Why is Joshua Oppenheimer’s The Act of Killing (TAOK) such an unsettling film? Shooting Dogs and Hotel Rwanda reduce the Rwandan genocide to a series of personal tragedies played out in circumstances of unfathomable morality. Told from the point of view of the victims and those aiding them, these films invite a kind of shocked regard on the part of the viewer and channel one’s empathy to the victims of mass slaughter and other genocidal acts. Oppenheimer challenges these conventions in dealing with the little known Indonesian mass murders of the mid-1960s when in just a few months around 500,000 real, alleged and imagined communists were killed by the army and militia groups. Like Rwanda, these murders were largely carried out by knife, machete and other equally crude means of despatching human life. But rather than tell of this genocide from the perspective of victims, Oppenheimer focuses his film on a now elderly Anwar Congo who confesses to committing over 1000 murders. Oppenheimer gives Congo the means to recreate his atrocities in a variety of different Hollywood genres. One sits transfixed as Congo cheerfully demonstrates an assortment of methods of killing often preferred because they kept clothes and shoes from being soaked in blood.

So, finally, Oppenheimer provides the missing account of mass killing as quotidian hard work. Of course it is impossible not to be troubled by the ease with which some of our fellow beings are able to kill and the framing of such killings as a matter of simple necessity, of winners and losers. However, irrespective of Oppenheimer’s self-confessed love of Indonesia, the film is framed in some familiar Orientalist tropes concerning supposed Indonesian barbarity. There is no effort to substantiate Congo’s extraordinary claims. No context is provided for the killings. There is no analysis of the deep social fissures and strongly competing visions of post-colonial modernity that fomented for decades before the killings.
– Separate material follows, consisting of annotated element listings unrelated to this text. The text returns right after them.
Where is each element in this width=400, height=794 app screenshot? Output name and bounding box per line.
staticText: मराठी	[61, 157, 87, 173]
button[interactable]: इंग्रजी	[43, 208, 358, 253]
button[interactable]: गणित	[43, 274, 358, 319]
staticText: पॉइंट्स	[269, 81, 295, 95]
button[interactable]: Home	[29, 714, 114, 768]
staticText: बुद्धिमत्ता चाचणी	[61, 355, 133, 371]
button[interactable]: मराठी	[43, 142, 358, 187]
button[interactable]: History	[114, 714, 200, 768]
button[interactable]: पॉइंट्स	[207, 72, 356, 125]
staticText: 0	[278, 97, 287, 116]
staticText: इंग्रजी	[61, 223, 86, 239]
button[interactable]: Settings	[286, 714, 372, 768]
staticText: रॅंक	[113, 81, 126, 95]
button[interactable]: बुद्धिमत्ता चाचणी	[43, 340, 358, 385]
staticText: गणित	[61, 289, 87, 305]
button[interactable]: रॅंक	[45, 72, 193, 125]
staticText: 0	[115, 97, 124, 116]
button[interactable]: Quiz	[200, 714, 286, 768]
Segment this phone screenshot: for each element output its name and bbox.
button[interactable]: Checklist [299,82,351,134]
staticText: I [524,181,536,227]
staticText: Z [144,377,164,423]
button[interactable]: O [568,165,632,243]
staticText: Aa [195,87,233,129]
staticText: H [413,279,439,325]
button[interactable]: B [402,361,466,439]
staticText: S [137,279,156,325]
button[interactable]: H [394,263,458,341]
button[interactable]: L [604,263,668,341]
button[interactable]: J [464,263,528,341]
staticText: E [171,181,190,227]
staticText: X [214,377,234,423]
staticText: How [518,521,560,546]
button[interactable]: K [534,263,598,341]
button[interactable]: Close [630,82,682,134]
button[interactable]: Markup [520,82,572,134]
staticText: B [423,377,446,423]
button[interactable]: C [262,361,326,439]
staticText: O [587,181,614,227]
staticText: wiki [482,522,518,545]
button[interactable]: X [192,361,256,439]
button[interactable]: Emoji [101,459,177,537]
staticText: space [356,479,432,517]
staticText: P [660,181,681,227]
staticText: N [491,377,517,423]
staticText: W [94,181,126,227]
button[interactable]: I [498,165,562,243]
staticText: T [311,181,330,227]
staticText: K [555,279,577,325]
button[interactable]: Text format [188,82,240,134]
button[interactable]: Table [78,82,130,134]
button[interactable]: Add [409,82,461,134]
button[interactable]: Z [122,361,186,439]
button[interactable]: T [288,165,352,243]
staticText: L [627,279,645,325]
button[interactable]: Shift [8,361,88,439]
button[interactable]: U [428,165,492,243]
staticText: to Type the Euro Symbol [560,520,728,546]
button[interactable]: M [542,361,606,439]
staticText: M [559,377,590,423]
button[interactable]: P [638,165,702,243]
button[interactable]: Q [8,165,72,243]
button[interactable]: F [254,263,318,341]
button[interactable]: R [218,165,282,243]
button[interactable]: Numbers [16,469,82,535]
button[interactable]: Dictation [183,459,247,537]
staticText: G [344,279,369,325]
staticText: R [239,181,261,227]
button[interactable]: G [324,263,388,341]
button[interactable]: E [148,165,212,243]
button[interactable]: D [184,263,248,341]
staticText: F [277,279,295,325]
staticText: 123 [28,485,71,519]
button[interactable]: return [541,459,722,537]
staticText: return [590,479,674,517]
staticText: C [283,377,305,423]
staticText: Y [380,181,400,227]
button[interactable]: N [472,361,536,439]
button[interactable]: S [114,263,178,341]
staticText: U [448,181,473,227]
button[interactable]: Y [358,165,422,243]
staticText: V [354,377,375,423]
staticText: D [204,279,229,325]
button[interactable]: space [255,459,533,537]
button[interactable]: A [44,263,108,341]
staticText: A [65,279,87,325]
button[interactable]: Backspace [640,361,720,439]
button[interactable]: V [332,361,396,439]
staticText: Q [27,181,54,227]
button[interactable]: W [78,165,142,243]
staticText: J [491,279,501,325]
Oppenheimer’s ability to turn up a range of political actors as grotesque as they are alarming only serves to cement an idea that Indonesia is enigmatic, inscrutable, a place where the perpetrators of great crimes remain permanently beyond the reach of justice and are even feted for their supposed nation-saving efforts.

Despite the film arguing the impunity enjoyed by Anwar Congo and others demonstrates not just the failings of the Indonesian state but its criminal heritage it also very directly seeks to provide an experience of shock, dismay and revulsion. And, as the film unfurls in its highly distinctive way, one also begins to wrestle with one’s feelings about Congo himself. Congo still seems to revel in his notoriety yet, as his own death approaches, perhaps begins to grasp the enormity of his crimes. While one may not necessarily have a feeling of empathy for Congo, Oppenheimer attempts to close the distance between (innocent) viewer and (guilty) perpetrator. He also succeeds in bringing an awareness of the mass murders to a wider international audience and arguably the insistence on the audience bearing witness is important. But within Indonesia the massacres are not forgotten, despite some debate about how much is known by younger Indonesians, and it is the film’s implied claim that it is making space for Indonesians of all persuasions to confront this grisly past that tends to hubris. Teju Cole refers to this kind of film-making as evidence of a white saviour industrial complex in which the camera not only shines a light into the dark places of the west’s others but also salves liberal consciences. Cole goes on to say that the complex is not concerned with justice but about westerners having an intensely emotional experience. TAOK falls into this category: it is in parts hand over the mouth disturbing but Oppenheimer seems unable to resist the temptation to present the primary characters as bizarre, abstruse and this is gratuitous, undermining the film’s wider message. The viewer may feel outrage at the events of the mid-1960s but something is lost in the outrageous mis en scene.

The film though does succeed where those about the Rwandan genocide and even Roberto Benigni’s darkly comic Life is Beautiful fails and that is in making mass murderers ordinary and knowable. Watching Congo with his grandchildren or Congo’s co-worker in murder, Adi, with his family in a shopping mall returns them from the realms of monstrosity and potentially puts them in the adjacent seat on a bus or in the queue in front of you at the checkout. As Michel Foucault suggested, massacres may have become vital but they are also the dull, grey work of undistinguished people. And while TAOK reminds us of that, because the film’s primary characters are turned into outlandish parodies, it reinstates a critical distance between the killers depicted in this film and viewers. TAOK succeeds and fails in equal measures but it is a unique and unusually disturbing film.